固定資産税は家や土地などの固定資産を所有している者に課せられる税金であるため、これを所有している方ならばその税額や計算方法は理解しておきたいところだ。本来固定資産税の税額自体は納付通知書によって確認することができるが、その根拠となる計算などは記載されていない。現在所有していない固定資産にかかる固定資産税額を求める場合なども、これら計算方法の理解は役立つはずだ。
固定資産税とは?いくらかかるのか
冒頭でも挙げた通り、固定資産税とは家屋・土地・償却資産といった固定資産に対して課せられる税金で、毎年1月1日に対象となる固定資産を所有している者に納税義務が生じる税金である。国税でなく地方税なので、各市町村(東京都23区内においては都)がこれを管理している。
固定資産税は賦課課税制度といって、税を課する各々の自治体がその税額を決定し、納税時期の遅くとも10日前までに納付通知書が送付されるという形で運用がなされる。
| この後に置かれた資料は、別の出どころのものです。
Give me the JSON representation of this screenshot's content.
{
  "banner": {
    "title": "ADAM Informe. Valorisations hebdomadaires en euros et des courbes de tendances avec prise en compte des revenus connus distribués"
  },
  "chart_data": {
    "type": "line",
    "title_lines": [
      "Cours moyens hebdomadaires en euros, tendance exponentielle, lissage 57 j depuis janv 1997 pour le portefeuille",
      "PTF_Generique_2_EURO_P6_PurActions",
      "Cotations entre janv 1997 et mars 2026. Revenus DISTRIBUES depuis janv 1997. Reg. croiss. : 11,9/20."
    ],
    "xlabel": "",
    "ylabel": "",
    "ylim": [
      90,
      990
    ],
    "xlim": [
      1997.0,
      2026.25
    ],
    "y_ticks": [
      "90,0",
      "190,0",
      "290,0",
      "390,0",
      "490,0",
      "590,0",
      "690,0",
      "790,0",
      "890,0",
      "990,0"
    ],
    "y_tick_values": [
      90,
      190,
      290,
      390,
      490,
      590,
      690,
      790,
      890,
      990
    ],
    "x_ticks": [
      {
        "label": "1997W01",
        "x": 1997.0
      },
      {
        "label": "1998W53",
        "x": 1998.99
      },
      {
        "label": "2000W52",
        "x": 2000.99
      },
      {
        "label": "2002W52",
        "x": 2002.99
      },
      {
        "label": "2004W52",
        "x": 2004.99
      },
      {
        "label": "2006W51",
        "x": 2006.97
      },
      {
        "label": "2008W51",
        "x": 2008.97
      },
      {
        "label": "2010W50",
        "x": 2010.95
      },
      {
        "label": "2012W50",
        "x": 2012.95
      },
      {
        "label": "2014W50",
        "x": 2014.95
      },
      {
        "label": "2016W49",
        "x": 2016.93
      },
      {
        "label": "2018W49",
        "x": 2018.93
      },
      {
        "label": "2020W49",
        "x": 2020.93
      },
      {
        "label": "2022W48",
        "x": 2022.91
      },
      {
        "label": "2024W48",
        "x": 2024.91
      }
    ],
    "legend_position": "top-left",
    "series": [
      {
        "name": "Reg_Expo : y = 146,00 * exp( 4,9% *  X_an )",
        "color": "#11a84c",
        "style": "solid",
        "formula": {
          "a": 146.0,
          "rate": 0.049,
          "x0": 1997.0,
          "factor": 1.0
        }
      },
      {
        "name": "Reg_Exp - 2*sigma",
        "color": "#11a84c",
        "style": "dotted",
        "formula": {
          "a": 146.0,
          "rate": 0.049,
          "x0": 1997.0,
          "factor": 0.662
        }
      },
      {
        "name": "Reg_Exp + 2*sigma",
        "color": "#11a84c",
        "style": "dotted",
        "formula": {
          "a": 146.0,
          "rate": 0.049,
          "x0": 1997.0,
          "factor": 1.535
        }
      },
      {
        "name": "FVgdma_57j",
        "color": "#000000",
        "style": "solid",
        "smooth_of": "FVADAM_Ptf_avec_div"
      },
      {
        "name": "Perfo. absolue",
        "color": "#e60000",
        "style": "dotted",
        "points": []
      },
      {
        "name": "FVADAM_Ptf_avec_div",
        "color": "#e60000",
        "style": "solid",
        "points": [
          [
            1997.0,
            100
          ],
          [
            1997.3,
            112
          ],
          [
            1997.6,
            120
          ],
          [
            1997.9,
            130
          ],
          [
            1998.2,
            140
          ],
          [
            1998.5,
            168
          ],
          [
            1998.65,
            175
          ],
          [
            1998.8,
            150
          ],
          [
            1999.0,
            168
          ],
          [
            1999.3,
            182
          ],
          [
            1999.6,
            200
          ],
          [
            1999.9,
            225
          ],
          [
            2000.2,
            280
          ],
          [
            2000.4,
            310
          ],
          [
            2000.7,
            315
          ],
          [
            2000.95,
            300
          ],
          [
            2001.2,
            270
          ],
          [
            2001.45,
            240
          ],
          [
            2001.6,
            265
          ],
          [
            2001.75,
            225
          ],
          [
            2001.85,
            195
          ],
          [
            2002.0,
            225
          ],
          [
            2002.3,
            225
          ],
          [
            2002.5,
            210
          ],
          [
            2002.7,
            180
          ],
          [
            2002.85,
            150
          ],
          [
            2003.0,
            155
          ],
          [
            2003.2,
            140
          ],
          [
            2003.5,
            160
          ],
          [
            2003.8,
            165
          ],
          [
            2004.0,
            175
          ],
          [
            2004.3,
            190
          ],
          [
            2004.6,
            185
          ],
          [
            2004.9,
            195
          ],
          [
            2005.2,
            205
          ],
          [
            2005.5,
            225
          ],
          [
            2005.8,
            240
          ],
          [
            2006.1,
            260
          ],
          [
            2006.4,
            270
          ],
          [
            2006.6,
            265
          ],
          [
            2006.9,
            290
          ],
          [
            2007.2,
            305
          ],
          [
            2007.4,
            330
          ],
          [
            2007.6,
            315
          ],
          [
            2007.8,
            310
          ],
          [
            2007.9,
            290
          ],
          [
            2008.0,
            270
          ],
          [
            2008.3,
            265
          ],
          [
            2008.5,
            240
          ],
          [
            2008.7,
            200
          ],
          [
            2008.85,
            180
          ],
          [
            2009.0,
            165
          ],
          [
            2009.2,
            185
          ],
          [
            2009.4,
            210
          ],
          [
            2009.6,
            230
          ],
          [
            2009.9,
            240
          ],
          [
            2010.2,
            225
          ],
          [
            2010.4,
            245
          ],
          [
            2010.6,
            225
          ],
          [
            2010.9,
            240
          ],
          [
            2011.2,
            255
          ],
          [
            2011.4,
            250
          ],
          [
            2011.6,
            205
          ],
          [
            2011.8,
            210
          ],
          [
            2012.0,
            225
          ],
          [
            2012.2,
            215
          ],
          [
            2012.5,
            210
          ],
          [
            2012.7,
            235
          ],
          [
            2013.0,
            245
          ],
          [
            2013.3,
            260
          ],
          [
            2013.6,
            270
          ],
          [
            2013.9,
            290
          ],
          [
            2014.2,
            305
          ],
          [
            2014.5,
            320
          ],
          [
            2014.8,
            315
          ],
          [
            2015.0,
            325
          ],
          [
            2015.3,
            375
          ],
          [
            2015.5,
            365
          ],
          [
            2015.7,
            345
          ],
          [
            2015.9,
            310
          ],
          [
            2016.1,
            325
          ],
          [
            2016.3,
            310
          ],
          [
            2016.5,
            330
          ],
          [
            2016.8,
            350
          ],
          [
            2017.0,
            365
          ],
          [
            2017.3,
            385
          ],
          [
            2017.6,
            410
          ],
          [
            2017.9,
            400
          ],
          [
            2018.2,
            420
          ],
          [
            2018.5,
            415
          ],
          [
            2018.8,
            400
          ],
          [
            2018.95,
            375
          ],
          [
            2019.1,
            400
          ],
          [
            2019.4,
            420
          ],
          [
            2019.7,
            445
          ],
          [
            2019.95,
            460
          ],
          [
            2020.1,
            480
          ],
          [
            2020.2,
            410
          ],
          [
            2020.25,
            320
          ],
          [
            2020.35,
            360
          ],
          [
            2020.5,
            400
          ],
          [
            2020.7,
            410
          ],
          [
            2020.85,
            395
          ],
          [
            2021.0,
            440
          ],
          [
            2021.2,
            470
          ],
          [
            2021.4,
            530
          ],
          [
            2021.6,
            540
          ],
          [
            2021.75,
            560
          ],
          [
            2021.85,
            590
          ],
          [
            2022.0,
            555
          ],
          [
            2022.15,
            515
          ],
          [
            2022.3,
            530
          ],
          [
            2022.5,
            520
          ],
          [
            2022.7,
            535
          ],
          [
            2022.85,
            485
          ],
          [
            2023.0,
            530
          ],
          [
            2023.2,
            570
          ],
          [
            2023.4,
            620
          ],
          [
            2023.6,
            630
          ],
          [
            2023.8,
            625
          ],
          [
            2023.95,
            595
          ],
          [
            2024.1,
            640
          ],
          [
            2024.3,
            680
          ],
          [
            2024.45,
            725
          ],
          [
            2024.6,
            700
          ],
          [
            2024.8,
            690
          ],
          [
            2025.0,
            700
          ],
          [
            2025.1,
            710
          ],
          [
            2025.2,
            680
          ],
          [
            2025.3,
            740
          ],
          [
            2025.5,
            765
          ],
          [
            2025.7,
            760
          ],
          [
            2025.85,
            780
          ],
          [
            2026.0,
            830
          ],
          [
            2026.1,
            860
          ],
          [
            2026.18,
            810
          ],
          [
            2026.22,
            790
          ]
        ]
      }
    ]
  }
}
このとき、税額の決定は総務大臣の定める固定資産評価基準に基づいて行われるが、納付通知書や固定資産課税台帳等に記載されるのは固定資産税評価額や課税金額そのもののみであり、なぜそのような評価額になったのか、なぜそのような課税金額となったのかの根拠は示されない。
固定資産税は、次の計算によって算出することができる。
固定資産税評価額(課税標準額)×標準税率=固定資産税額
標準税率は各自治体によって異なる場合はあるものの、基本的に一律1.4%と定められているため特別な計算などは不要だ。今回は、土地と家屋に分けてこの評価額の計算方法を解説する。
固定資産税、土地の計算方法
土地に対する固定資産税評価額は、主に路線価方式によって決定される。路線価方式とは固定資産税の計算に限らず用いられる評価法方法で、路線価とは路線(道路)に面する標準的な宅地の1平方メートル当たりの価額のことである。
一般に路線価と言った場合、国税庁が公示する「相続税路線価」を指す場合が多いが、固定資産税の計算においては各自治体が決定・公示する「固定資産税路線価」を利用する。両者の違いは主にその価額で、相続税路線価が地価公示価格の8割を目途として決定されているのに対し、固定資産税路線価は地価公示価格の7割を目途として決定されている。
路線価方式では、路線価を対象となる土地の形状等に応じた補正率で補正した後に、その土地の面積を乗じることで評価額が決定される。具体的な計算は次の通りだ。
正面路線価×価格補正率×面積
補正率とはその土地が角地であるか飛び地であるかなどといった形状等に対してかかるもので、その土地が宅地であるか商業地であるかなどによっても異なる。
固定資産税、家屋の計算方法
家屋に対する固定資産税評価額の決定には、再建築費評点数が用いられる。再建築費(再建築価格)とは、対象となる家屋と同一の家屋を、その時点においてその土地へ新築する場合に必要とされる建築費のことで、これを再建築評点基準表に基づいて算出したものが再建築評点数である。
再建築評点数は、建築年数や損耗度合いを鑑みた経年減点補正率によって減価され、評価額が割り出されることとなる。具体的な計算は次の通りだ。
再建築費評点数=標準評点数×補正係数×計算単位
家屋の固定資産税評価額=再建築費評点数×減点補正率×評点1点当たりの価格
なお、計算に際しては実際の建築費のすべてが再建築費として含まれるわけではないということに注意しよう。例えば資材費や作業費といった工事原価は再建築費においても含むが、設計監理費のような工事原価に含まないものは、再建築費にも含まれない。
固定資産税の負担調整措置とは
以上が土地と家屋に対する固定資産税評価額の求め方だが、土地の固定資産税を求める上ではここからさらに課税標準額を算出しなければならない。課税標準額とは課せられた税の税額を計算する上で基準となる価額のことだが、家屋については評価額がそのまま課税標準額として適用される一方で、土地については評価額と課税標準額は基本的に一致しない。
これは、負担調整措置によって課税標準額の急激な変動(上昇)が抑制されているためだ。平成6年度に土地評価の見直し(均衡化・適正化)が実施された際、多くの土地において評価額の急激な上昇が見込まれた。負担調整措置は、これを緩和する目的で設定されているものである。
具体的な特例は次の通り。
小規模住宅用地
住宅の敷地のうち、200平米以下の部分について、評価額の1/6を課税標準額とする。
一般住宅用地
住宅の敷地のうち、200平米を超える部分について、評価額の1/3を課税標準額とする。
審査の価格・内容に不満があるときは
計算を経て、もしも現在納付している固定資産税額や、新たに納めるよう告知された固定資産税額に不満や質問等がある場合には、これを各市町村へ申し立てることが可能だ。無駄な税を納めることのないよう、ぜひ注意深く確認していただきたい。